Tadı ve kokusuyla birçok yemeğe lezzet katan, çiğ köftenin olmazsa olmazı pul biber, kavurucu sıcakta zahmetli bir sürecin ardından tezgahlardaki yerini alıyor. Güneydoğu Anadolu Projesi (GAP) ile birlikte sulu tarımın yaygınlaştığı Şanlıurfa’da ilkbaharda ekilen, bakım ve sulamanın ardından hasat edilmeye başlanan kırmızı renkteki biberler, kamyonlarla pazarlarla getiriliyor. İsot üreticileri tarafından pazarlardan veya tarlalardan satın alınan biberler, çalışan kadınlar tarafından yıkandıktan sonra saplarından ve çöplerinden ayıklanıyor. Daha sonra özel makinelerden geçirilen biberler yere serilen bezlerin üzerinde kurutulmaya bırakılıyor. Çeşitli işlemlerden geçen biberler, isot veya biber reçeline dönüşüyor. Kentte zaman zaman 40 dereceyi aşan sıcak hava altında çalışan işçiler, aile bütçelerine katkı sağlıyor.

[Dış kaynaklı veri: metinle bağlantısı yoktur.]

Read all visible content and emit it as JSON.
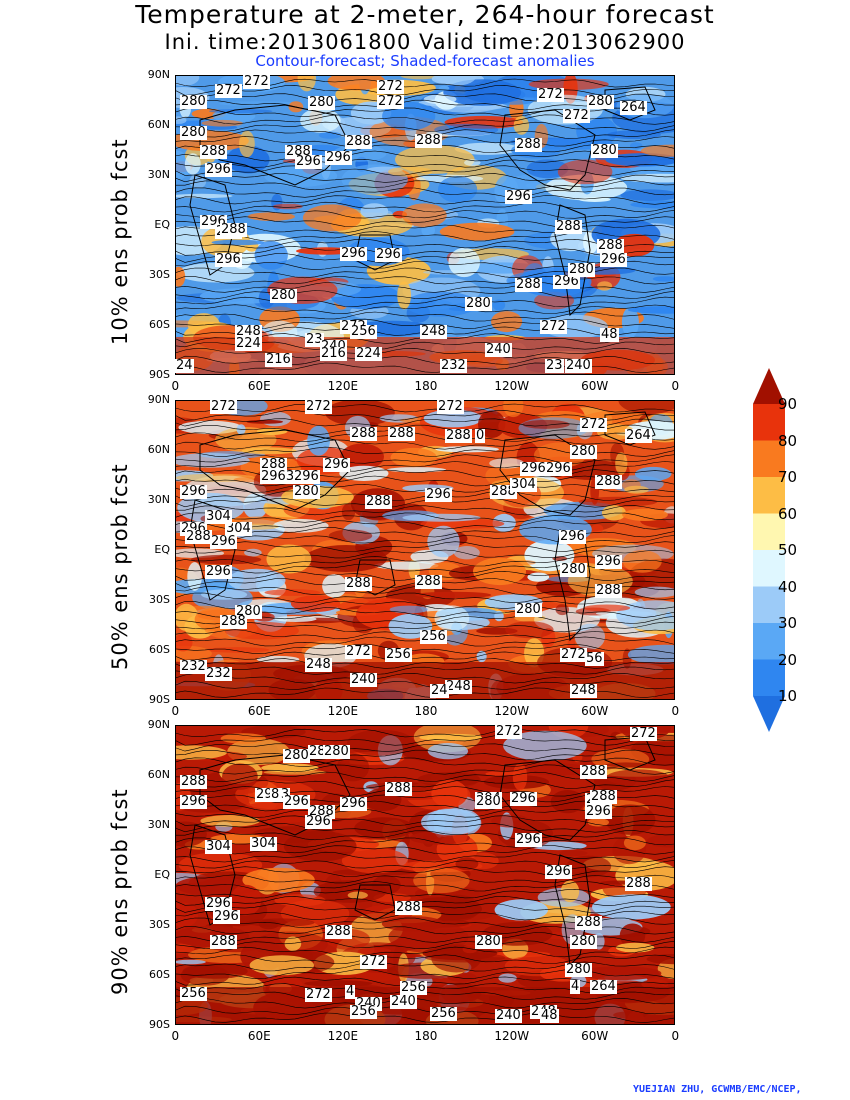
{
  "title_line1": "Temperature at 2-meter, 264-hour forecast",
  "title_line2": "Ini. time:2013061800   Valid time:2013062900",
  "title_line3": "Contour-forecast; Shaded-forecast anomalies",
  "credit": "YUEJIAN ZHU, GCWMB/EMC/NCEP,",
  "panels": [
    {
      "label": "10% ens prob fcst",
      "dominant": "cool",
      "contour_labels": [
        "272",
        "272",
        "280",
        "272",
        "280",
        "272",
        "272",
        "280",
        "272",
        "264",
        "280",
        "288",
        "288",
        "296",
        "288",
        "288",
        "288",
        "280",
        "296",
        "296",
        "296",
        "296",
        "296",
        "288",
        "296",
        "296",
        "288",
        "296",
        "288",
        "296",
        "288",
        "280",
        "288",
        "280",
        "280",
        "248",
        "272",
        "256",
        "23",
        "240",
        "248",
        "272",
        "24",
        "48",
        "224",
        "216",
        "216",
        "224",
        "232",
        "240",
        "23",
        "240",
        "24"
      ]
    },
    {
      "label": "50% ens prob fcst",
      "dominant": "warm",
      "contour_labels": [
        "272",
        "272",
        "272",
        "288",
        "288",
        "288",
        "0",
        "272",
        "264",
        "280",
        "288",
        "2963",
        "296",
        "280",
        "296",
        "288",
        "296",
        "296",
        "296",
        "288",
        "304",
        "296",
        "288",
        "296",
        "304",
        "304",
        "296",
        "288",
        "296",
        "280",
        "296",
        "296",
        "288",
        "288",
        "288",
        "280",
        "280",
        "288",
        "256",
        "232",
        "248",
        "272",
        "256",
        "272",
        "56",
        "232",
        "248",
        "240",
        "24",
        "248"
      ]
    },
    {
      "label": "90% ens prob fcst",
      "dominant": "hot",
      "contour_labels": [
        "272",
        "272",
        "288",
        "280",
        "2963",
        "8",
        "288",
        "280",
        "288",
        "288",
        "296",
        "296",
        "288",
        "296",
        "288",
        "304",
        "288",
        "296",
        "280",
        "296",
        "304",
        "304",
        "296",
        "296",
        "296",
        "288",
        "296",
        "296",
        "288",
        "288",
        "288",
        "288",
        "280",
        "280",
        "280",
        "272",
        "4",
        "264",
        "80",
        "256",
        "272",
        "4",
        "240",
        "256",
        "240",
        "256",
        "240",
        "248",
        "48",
        "256"
      ]
    }
  ],
  "lat_ticks": [
    "90N",
    "60N",
    "30N",
    "EQ",
    "30S",
    "60S",
    "90S"
  ],
  "lon_ticks": [
    "0",
    "60E",
    "120E",
    "180",
    "120W",
    "60W",
    "0"
  ],
  "colorbar": {
    "levels": [
      "10",
      "20",
      "30",
      "40",
      "50",
      "60",
      "70",
      "80",
      "90"
    ],
    "colors": [
      "#1f6fe0",
      "#2f86f0",
      "#5aa8f5",
      "#9ccbf8",
      "#dff7ff",
      "#fff7b0",
      "#fdbd45",
      "#f97a1f",
      "#e8330c",
      "#a11000"
    ]
  }
}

Şanlıurfa’nın tescilli ürünü isot, bu yıl tezgahlarda kalitesine göre kilogramı 300 ila 350 lira arasında satışa sunulması bekleniyor.

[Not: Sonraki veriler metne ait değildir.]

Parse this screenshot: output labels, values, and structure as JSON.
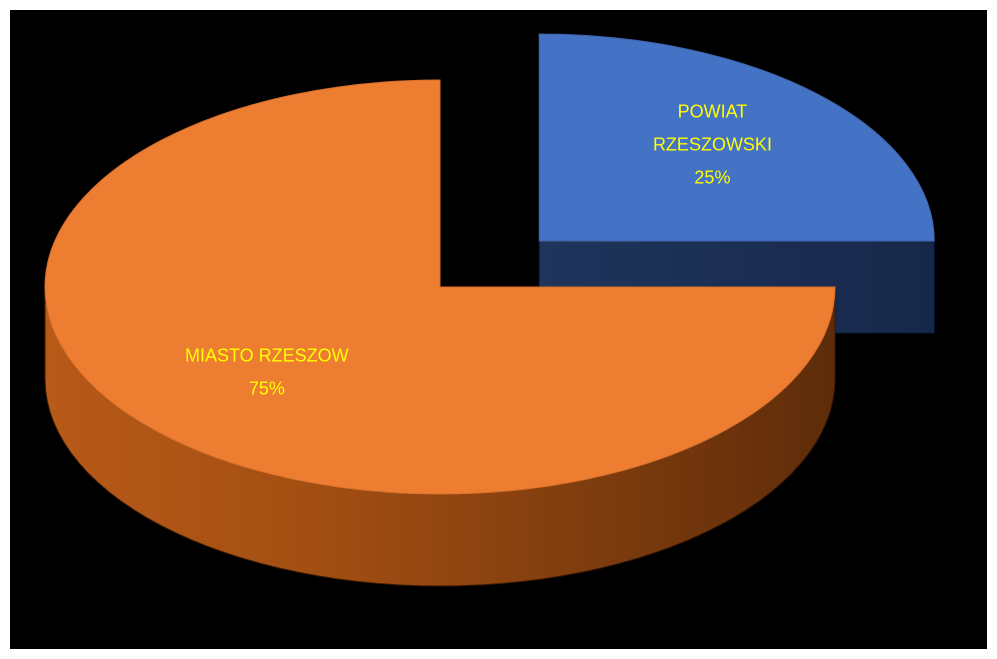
{
  "chart_data": {
    "type": "pie",
    "style": "3d-exploded",
    "title": "",
    "background_color": "#000000",
    "label_color": "#FFFF00",
    "slices": [
      {
        "label_lines": [
          "POWIAT",
          "RZESZOWSKI"
        ],
        "value": 25,
        "value_label": "25%",
        "color": "#4472C4"
      },
      {
        "label_lines": [
          "MIASTO RZESZOW"
        ],
        "value": 75,
        "value_label": "75%",
        "color": "#ED7D31"
      }
    ],
    "legend": "none"
  }
}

30 yıldır mesleğini sürdürüyor
Şanlıurfa’da 30 yıldır isot yapımında çalışan 70 yaşındaki Emine Işıkay, “Önce elle temizliyoruz. Ondan sonra makineye parçalamaya gönderiyoruz. Makinede parçalandıktan sonra bezlerin üzerine seriyoruz. 2-3 gün kurutulmaya bıraktıktan sonra tekrar topluyoruz ve karartmaya bırakıyoruz. Karartma yapıldıktan sonra tekrar kuruması için bezlere seriyoruz. Son olarak makiden geçirilerek pul biber yapılır. Çiğköfte ve lahmacun için hazır oluyor” dedi.
İsot üreticisi Yakup Işıkay, sezonu açtıklarını belirterek, “Bismillah diyerek yeni sezonumuza başladık. Hayırlı olur inşallah. Sabah hal pazarına gidip tarladan yeni toplanan biberleri alıp getirdim. Bunun pul biber olarak hazır hale getirilmesi bir haftayı buluyor. Sıcak hava ile birlikte biberin acılığı işimizi zorlaştırıyor. Hava sıcaklığı gün oluyor 45-46 dereceye çıkıyor. Bu yüzden zaman zaman elimiz vücudumuz yanıyor ve zor oluyor” diye konuştu.